Pascal Rabaté, le scénariste de cet excellent Linge sale connaît bien les Verron: il leur avait déjà consacré trois albums, Les Pieds dedans, il y a 20 ans, déjà chez Vents d’Ouest, et les avait lui-même dessinés, dans un style réaliste et oppressant, à mille lieues de celui de Sébastien Gnaedig, tout en légèreté, humour et bichromie. « Après ces trois albums, j’ai eu du mal à me séparer de cette famille, ces « gens de peu », issus du quart monde, mais vus par un prisme proche du cinéma italien de Risi, de Scola, de Fellini, explique Pascal Rabaté, auteur complet et désormais cinéaste (Du goudron et des plumes est sorti l’année dernière). Des personnages un peu « sales », mais avec une humanité, du fond, et cette envie de vivre en clan. J’avais donc écrit un scénario de film, qui ne s’est jamais fait. » Sébastien Gnaedig, son dessinateur mais aussi… éditeur chez Futuropolis, complète: « C’est moi qui lui ai proposé de reprendre ce scénario, et de l’adapter: j’y ai vu une histoire très noire que je me sentais capable de « griser ». Je ne suis pas un grand dessinateur, j’en connais assez pour savoir où je me situe, mais j’espère avoir un peu d’intérêt dans l’idée de raconter avec des dessins. J’ai remis son scénario à ma sauce narrative. »

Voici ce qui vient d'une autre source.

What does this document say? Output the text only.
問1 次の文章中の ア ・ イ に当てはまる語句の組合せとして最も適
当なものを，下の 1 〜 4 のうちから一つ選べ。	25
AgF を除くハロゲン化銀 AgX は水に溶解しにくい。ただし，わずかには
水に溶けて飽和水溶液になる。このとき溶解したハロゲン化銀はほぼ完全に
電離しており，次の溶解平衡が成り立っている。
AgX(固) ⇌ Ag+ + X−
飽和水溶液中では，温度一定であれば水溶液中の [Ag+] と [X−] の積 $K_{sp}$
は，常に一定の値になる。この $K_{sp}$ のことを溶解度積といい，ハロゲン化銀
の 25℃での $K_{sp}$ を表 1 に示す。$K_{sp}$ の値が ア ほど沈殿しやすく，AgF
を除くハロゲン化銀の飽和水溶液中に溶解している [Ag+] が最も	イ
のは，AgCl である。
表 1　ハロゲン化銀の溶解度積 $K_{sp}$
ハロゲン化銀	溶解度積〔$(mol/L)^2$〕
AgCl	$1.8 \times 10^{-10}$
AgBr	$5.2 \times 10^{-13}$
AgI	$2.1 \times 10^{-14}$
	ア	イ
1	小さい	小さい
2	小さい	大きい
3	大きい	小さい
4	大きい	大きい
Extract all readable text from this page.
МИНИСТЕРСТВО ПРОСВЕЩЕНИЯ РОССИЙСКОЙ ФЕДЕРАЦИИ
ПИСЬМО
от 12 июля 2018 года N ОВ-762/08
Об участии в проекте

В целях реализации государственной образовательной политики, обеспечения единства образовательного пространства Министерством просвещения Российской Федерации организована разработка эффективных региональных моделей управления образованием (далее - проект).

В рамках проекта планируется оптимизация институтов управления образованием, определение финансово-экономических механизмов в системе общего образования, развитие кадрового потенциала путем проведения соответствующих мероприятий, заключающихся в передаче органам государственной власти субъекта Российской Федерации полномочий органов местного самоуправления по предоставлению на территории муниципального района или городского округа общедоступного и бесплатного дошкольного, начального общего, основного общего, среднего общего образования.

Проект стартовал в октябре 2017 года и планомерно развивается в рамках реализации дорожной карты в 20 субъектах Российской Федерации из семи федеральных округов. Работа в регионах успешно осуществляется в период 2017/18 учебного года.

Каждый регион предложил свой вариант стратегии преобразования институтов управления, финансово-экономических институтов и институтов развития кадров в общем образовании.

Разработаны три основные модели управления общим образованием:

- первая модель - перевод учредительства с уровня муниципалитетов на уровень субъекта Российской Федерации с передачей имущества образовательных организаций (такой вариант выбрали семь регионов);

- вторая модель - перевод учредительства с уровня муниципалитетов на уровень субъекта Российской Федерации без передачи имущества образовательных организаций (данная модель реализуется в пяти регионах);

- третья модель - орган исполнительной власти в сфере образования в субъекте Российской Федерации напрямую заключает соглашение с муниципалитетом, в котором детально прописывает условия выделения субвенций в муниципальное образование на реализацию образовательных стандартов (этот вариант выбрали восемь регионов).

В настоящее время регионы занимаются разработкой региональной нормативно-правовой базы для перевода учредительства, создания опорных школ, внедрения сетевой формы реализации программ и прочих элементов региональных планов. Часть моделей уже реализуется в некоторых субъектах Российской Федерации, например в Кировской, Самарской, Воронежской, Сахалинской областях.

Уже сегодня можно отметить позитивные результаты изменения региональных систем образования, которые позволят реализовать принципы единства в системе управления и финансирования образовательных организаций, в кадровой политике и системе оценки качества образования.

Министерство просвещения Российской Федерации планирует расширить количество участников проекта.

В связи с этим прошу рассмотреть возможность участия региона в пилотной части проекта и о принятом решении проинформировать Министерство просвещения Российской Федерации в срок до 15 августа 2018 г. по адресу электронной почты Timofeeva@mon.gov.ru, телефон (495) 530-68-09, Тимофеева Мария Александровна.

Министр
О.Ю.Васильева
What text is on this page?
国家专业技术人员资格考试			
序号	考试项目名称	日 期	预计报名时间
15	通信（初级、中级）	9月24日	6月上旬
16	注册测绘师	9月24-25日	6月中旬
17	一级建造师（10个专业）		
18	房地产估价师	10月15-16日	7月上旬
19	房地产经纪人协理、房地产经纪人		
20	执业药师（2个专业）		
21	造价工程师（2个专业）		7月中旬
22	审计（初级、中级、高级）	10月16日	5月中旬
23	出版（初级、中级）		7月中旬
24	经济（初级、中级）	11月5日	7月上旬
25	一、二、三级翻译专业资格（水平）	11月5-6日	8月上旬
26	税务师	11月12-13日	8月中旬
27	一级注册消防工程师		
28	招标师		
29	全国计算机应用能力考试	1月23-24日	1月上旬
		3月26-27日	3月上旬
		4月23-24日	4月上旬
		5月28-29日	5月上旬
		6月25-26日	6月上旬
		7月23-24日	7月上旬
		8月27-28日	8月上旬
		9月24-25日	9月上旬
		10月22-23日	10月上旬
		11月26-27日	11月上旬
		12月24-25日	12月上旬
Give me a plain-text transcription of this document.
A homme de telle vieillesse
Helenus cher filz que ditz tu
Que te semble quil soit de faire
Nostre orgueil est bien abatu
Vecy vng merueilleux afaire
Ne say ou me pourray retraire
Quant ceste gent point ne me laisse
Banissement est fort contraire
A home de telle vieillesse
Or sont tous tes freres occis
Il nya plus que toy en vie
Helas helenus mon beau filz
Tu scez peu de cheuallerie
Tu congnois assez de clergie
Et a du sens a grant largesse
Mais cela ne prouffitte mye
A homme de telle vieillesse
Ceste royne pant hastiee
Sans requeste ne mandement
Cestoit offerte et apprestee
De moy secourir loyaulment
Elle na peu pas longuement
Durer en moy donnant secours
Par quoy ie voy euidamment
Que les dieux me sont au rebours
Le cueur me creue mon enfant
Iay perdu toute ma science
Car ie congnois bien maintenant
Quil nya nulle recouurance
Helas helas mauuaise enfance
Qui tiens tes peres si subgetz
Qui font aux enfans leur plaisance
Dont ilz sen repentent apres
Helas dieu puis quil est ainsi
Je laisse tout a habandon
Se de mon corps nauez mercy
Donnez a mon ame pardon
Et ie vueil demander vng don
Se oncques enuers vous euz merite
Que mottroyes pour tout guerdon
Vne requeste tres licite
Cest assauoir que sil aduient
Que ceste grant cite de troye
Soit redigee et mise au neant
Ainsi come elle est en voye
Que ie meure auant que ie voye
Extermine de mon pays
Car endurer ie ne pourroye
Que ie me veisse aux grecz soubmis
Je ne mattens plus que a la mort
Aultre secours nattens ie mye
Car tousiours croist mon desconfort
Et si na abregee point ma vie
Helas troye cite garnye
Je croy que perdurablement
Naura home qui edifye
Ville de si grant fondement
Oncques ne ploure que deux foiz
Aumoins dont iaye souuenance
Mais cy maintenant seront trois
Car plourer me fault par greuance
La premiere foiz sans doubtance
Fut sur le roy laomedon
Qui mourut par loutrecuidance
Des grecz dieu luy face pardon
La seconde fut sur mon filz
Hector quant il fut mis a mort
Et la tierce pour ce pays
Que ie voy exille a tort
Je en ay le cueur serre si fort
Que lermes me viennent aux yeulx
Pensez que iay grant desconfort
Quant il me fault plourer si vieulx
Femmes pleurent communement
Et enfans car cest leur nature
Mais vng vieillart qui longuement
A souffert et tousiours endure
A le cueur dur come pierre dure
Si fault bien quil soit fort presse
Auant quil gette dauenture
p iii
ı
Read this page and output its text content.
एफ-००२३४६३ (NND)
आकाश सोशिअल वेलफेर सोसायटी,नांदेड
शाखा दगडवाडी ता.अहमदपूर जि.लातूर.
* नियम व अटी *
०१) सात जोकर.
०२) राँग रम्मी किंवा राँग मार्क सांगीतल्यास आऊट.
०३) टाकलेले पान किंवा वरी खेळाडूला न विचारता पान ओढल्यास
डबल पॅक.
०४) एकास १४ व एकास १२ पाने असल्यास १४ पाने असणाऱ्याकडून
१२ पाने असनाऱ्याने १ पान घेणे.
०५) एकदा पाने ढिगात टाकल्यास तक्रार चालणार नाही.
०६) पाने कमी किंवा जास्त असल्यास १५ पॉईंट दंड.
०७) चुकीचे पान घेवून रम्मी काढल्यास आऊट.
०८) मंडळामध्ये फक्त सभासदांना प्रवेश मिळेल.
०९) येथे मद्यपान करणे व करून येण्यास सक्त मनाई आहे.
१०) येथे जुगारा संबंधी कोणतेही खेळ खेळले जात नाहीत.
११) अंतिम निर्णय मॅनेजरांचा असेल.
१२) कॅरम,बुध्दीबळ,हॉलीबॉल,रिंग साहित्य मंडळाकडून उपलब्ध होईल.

Et la sauce, sans esbroufe ni spectaculaire, prend mieux qu’une mayonnaise et que bien d’autres BD qui se la jouent tape-à-l’oeil: thriller régionaliste et social, comédie amère virant au polar rude, Le linge sale impose au fil des pages sa petite musique et son humanité, portées par une surprenante bichromie de gris coloré, mais là aussi en parfaite alchimie avec le reste du récital.